To investigate treatment patterns and outcomes of metastatic colorectal cancer (mCRC) patients beyond second progression (PD2) since regorafenib and TAS-102 became available in Hong Kong.
The clinical records of consecutive mCRC patients who were treated beyond PD2 at Department of Clinical Oncology, Queen Mary Hospital between June 2013 and February 2018, were retrospectively reviewed.
Of 176 PD2 patients (76.7% Eastern Cooperative Oncology Group performance status 0/1 and a median follow-up time of 6.6 [range, 0.4-37.2] months), 104 (59%) underwent palliative care only and 72 (41%) received active third-line (3L) treatment: regorafenib (n = 22), TAS-102 (n = 6), chemotherapy + antiepidermal growth factor receptor (n = 12), chemotherapy + antivascular endothelial growth factor (n = 28) or clinical trials (n = 4). Patients on active 3L treatment had significantly longer OS than those on palliative care only: 11.7 versus 5.5 months (adjusted hazard ratio = 0.41, 95% confidence interval: 0.28-0.61, P < 0.001). For those on active treatment, OS was significantly associated with the time from diagnosis of metastasis to PD2 (P < 0.001) and post-3L treatments (P = 0.009). When analyzing treatment eligibility according to trial criteria, half of the eligible patients (54/109) did not receive active treatment, but both eligible and ineligible patients achieved better OS when receiving active 3L treatment versus palliative care only (P < 0.001 and P = 0.002). No unexpected toxicity was reported.

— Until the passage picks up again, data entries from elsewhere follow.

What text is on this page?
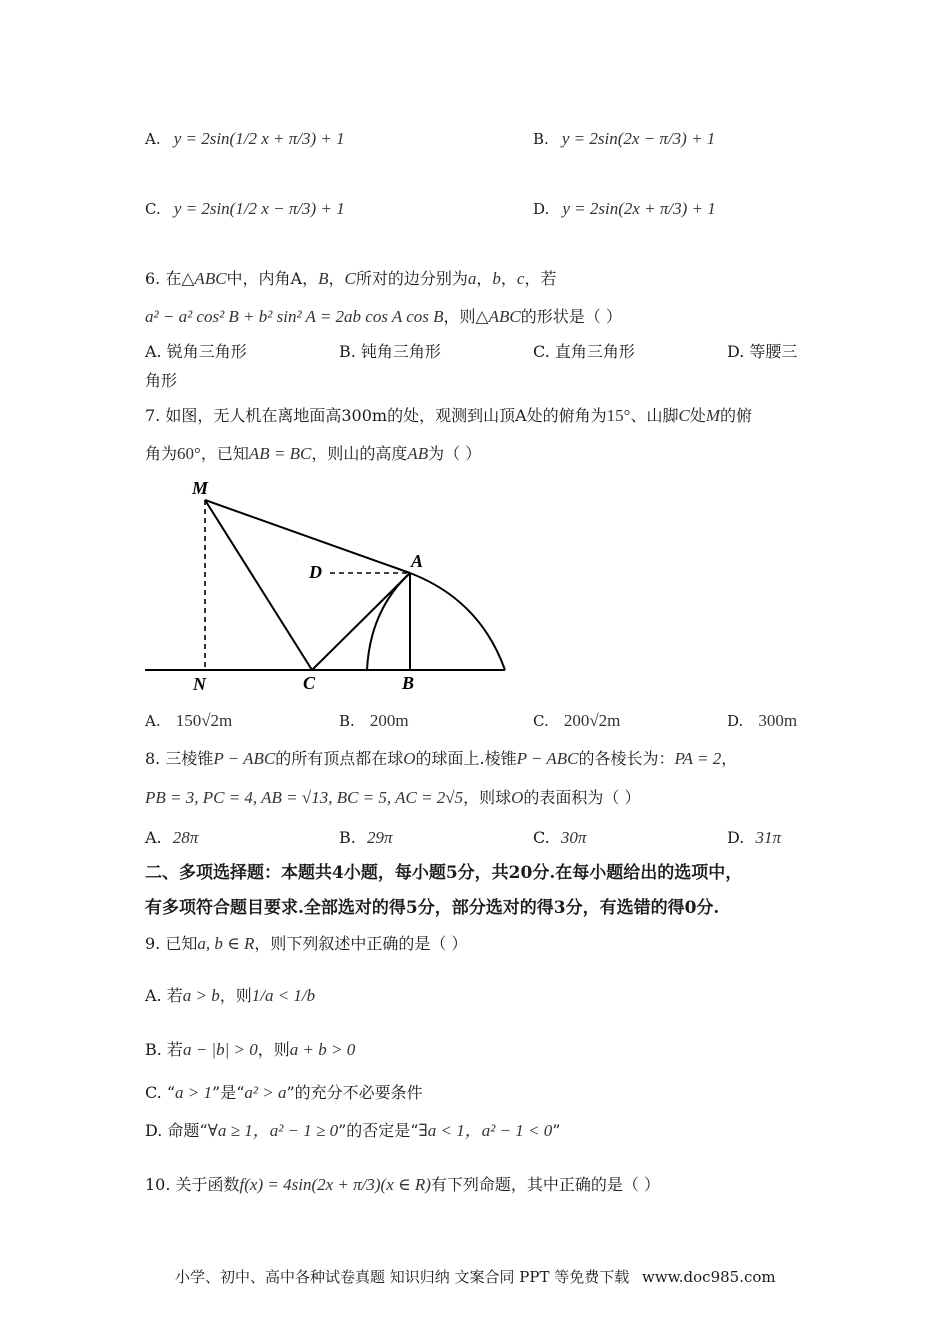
A. y = 2sin(1/2 x + π/3) + 1	B. y = 2sin(2x − π/3) + 1
C. y = 2sin(1/2 x − π/3) + 1	D. y = 2sin(2x + π/3) + 1
6. 在△ABC中，内角A，B，C所对的边分别为a，b，c，若
a² − a² cos² B + b² sin² A = 2ab cos A cos B，则△ABC的形状是（ ）
A. 锐角三角形	B. 钝角三角形	C. 直角三角形	D. 等腰三
角形
7. 如图，无人机在离地面高300m的处，观测到山顶A处的俯角为15°、山脚C处M的俯
角为60°，已知AB = BC，则山的高度AB为（ ）
M
D
A
N	C	B
A. 150√2m	B. 200m	C. 200√2m	D. 300m
8. 三棱锥P − ABC的所有顶点都在球O的球面上.棱锥P − ABC的各棱长为：PA = 2，
PB = 3, PC = 4, AB = √13, BC = 5, AC = 2√5，则球O的表面积为（ ）
A. 28π	B. 29π	C. 30π	D. 31π
二、多项选择题：本题共4小题，每小题5分，共20分.在每小题给出的选项中，
有多项符合题目要求.全部选对的得5分，部分选对的得3分，有选错的得0分.
9. 已知a, b ∈ R，则下列叙述中正确的是（ ）
A. 若a > b，则1/a < 1/b
B. 若a − |b| > 0，则a + b > 0
C. “a > 1”是“a² > a”的充分不必要条件
D. 命题“∀a ≥ 1，a² − 1 ≥ 0”的否定是“∃a < 1，a² − 1 < 0”
10. 关于函数f(x) = 4sin(2x + π/3)(x ∈ R)有下列命题，其中正确的是（ ）
小学、初中、高中各种试卷真题 知识归纳 文案合同 PPT 等免费下载 www.doc985.com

Active 3L and beyond treatment significantly prolonged OS versus palliative care, even in selected "trial ineligible" patients. Given a high rate of palliation only care in eligible patients, improved patient access to medicine and counseling may be needed to maximize outcomes.

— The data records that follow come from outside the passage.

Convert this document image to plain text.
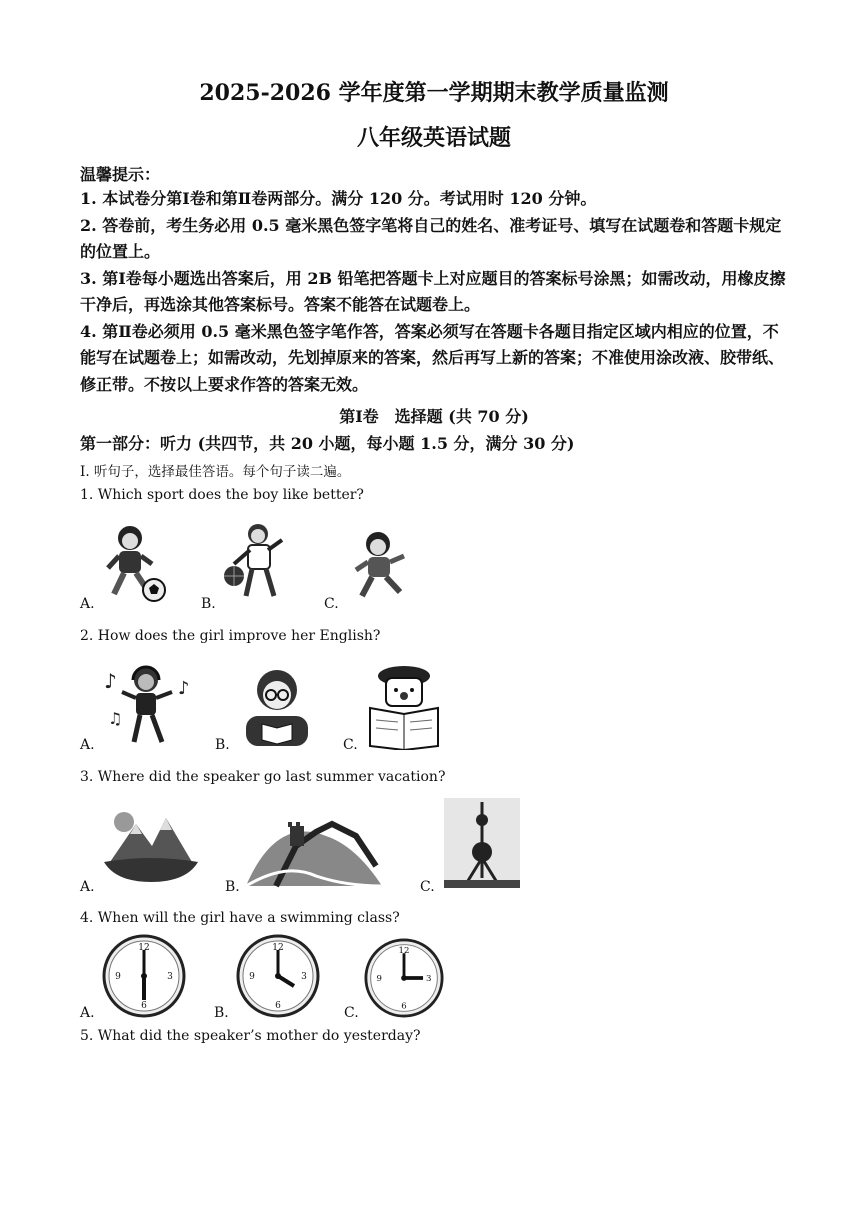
2025-2026 学年度第一学期期末教学质量监测
八年级英语试题
温馨提示：

1. 本试卷分第Ⅰ卷和第Ⅱ卷两部分。满分 120 分。考试用时 120 分钟。

2. 答卷前，考生务必用 0.5 毫米黑色签字笔将自己的姓名、准考证号、填写在试题卷和答题卡规定的位置上。

3. 第Ⅰ卷每小题选出答案后，用 2B 铅笔把答题卡上对应题目的答案标号涂黑；如需改动，用橡皮擦干净后，再选涂其他答案标号。答案不能答在试题卷上。

4. 第Ⅱ卷必须用 0.5 毫米黑色签字笔作答，答案必须写在答题卡各题目指定区域内相应的位置，不能写在试题卷上；如需改动，先划掉原来的答案，然后再写上新的答案；不准使用涂改液、胶带纸、修正带。不按以上要求作答的答案无效。

第Ⅰ卷　选择题 (共 70 分)
第一部分：听力 (共四节，共 20 小题，每小题 1.5 分，满分 30 分)
Ⅰ. 听句子，选择最佳答语。每个句子读二遍。
1. Which sport does the boy like better?
A.	B.	C.
2. How does the girl improve her English?
A.	B.	C.
♪	♪
♫
3. Where did the speaker go last summer vacation?
A.	B.	C.
4. When will the girl have a swimming class?
A.	B.	C.
12
3
6
9
12
3
6
9
12
3
6
9
5. What did the speaker’s mother do yesterday?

自瑞戈非尼和TAS-102在香港上市以来,调查转移性结直肠癌(mCRC)患者二线进展(PD2)后的治疗模式及疗效。
回顾性分析2013年6月至2018年2月在玛丽医院临床肿瘤科接受PD2后治疗的连续性mCRC患者的临床记录。
176例PD2患者中(76.7%东部肿瘤协作组体能状态为0/1,中位随访时间为6.6[范围0.4 - 37.2]个月),104例(59%)仅接受姑息治疗,72例(41%)接受积极的三线(3L)治疗:瑞戈非尼(n = 22)、TAS-102(n = 6)、化疗 + 抗表皮生长因子受体(n = 12)、化疗 + 抗血管内皮生长因子(n = 28)或临床试验(n = 4)。接受积极3L治疗的患者总生存期显著长于仅接受姑息治疗的患者:11.7个月对5.5个月(校正风险比 = 0.41,95%置信区间:0.28 - 0.61,P < 0.001)。对于接受积极治疗的患者,总生存期与从转移诊断到PD2的时间(P < 0.001)及3L治疗后(P = 0.009)显著相关。根据试验标准分析治疗资格时,一半符合条件的患者(54/109)未接受积极治疗,但与仅接受姑息治疗相比,符合条件和不符合条件的患者在接受积极3L治疗时均获得了更好的总生存期(P < 0.001和P = 0.002)。未报告意外毒性。
即使在部分“不符合试验条件”的患者中,积极的3L及后续治疗与姑息治疗相比也显著延长了总生存期。鉴于符合条件的患者中仅接受姑息治疗的比例较高,可能需要改善患者获得药物和咨询的机会以实现最佳疗效。